King Day ceremony for Stone Mountain street renaming

The City of Stone Mountain will celebrate the renaming of a street in the city's Shermantown neighborhood on the Martin Luther King, Jr. national holiday on Monday.

A commemorative service is planned at the St. Paul AME Church, 821 3rd St., at 10 a.m.

After the service, there will be a march from the church for the unveiling of the street sign for Eva Mamie Lane, replacing the former Venable St. name. After the unveiling, a ceremony will be held to ring the Freedom Bell on the city's Main St.
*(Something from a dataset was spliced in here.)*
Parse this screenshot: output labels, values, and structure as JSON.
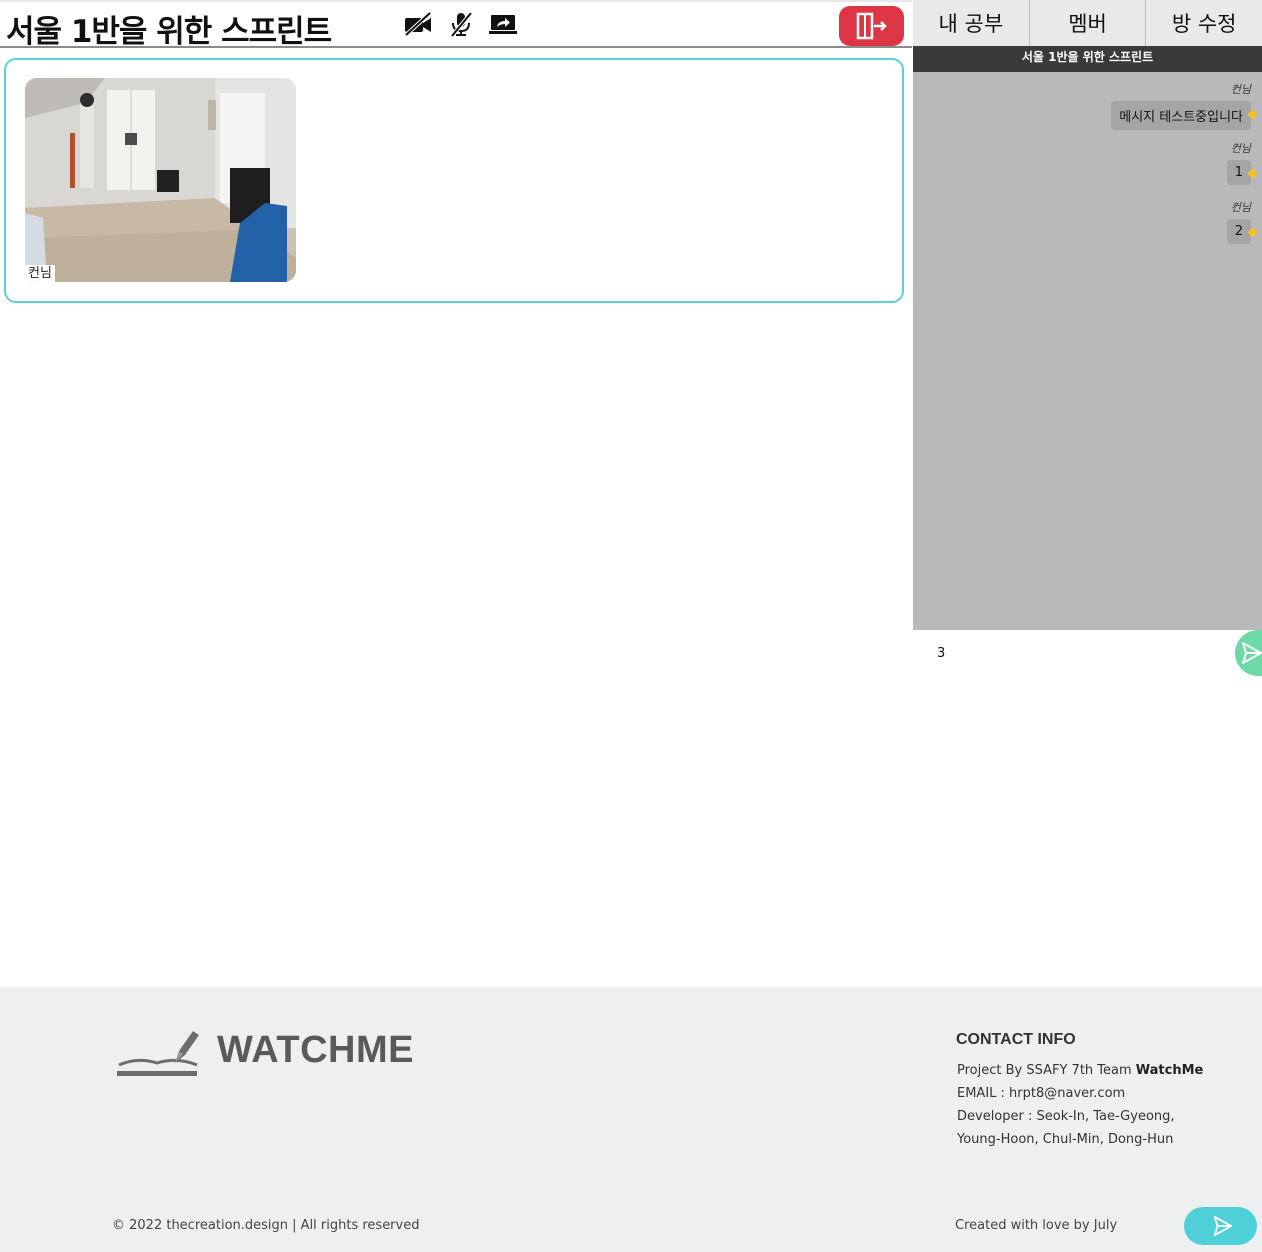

The Shermantown community asked the city to issue this resolution in support of the renaming:

WHEREAS, Part II of the Stone Mountain Code of ordinance confers on the City Council the authority to name city streets; and

WHEREAS, Chapter 25, Article I, Section 25-2, provides that the city council may initiate action to change a street name; and

WHEREAS, The city of Stone Mountain supports unity and the fair treatment of citizens and has installed a Freedom Bell to ring forth a constant call for tolerance; and

WHEREAS, In 1963, during his powerful and world-famous "I Have A Dream" speech, Dr. King urged the nation to end racial discrimination and to "let freedom ring from Stone Mountain of Georgia" and throughout the nation; and

WHEREAS, Within its city limits, the city of Stone Mountain has a street in the African-American neighborhood of Shermantown named after the family of James Venable, who organized and was the Imperial Wizard of the National Knights of the Klan; and

WHEREAS, The Ku Klux Klan faction marched through the Shermantown neighborhood and held rallies from the 1960s through the 1980s; promoting racial hatred and intolerance and inciting fear in the community; and

WHEREAS, longtime Shermantown community member Eva Jewell Greene was a founder of the Partnership for Community Action in 1966, and served as its director and community organizer for three decades; and Eva Jewell Greene was the founder of the Stone Mountain Negro Civic League and served as its president for more than two decades; and

WHEREAS, her daughter, Mamie Ella Lane, was the founder of the House of Bethel Church in 1963, which had an outreach ministry that offered Tuesday intercessory prayer in the community and clothed, fed and educated community children, and she uplifted people through her humanitarian and uplifting works; and

WHEREAS, the two women were co-founders in 1974 of the Georgia Citizens Coalition on Hunger, a statewide coalition of concerned citizens; and both women were engaged in outreach to provide humanitarian and public services to the residents of Shermantown; and

WHEREAS, Property owners and residents on Venable St. have expressed a desire to change the street name;

NOW THEREFORE, BE IT RESOLVED, that Venable Street in Stone Mountain shall hereinafter be called Eva Mamie Lane and that the three (3) street signs bearing the name Venable Street shall be removed and replaced with signs identifying the street as Eva Mamie Lane.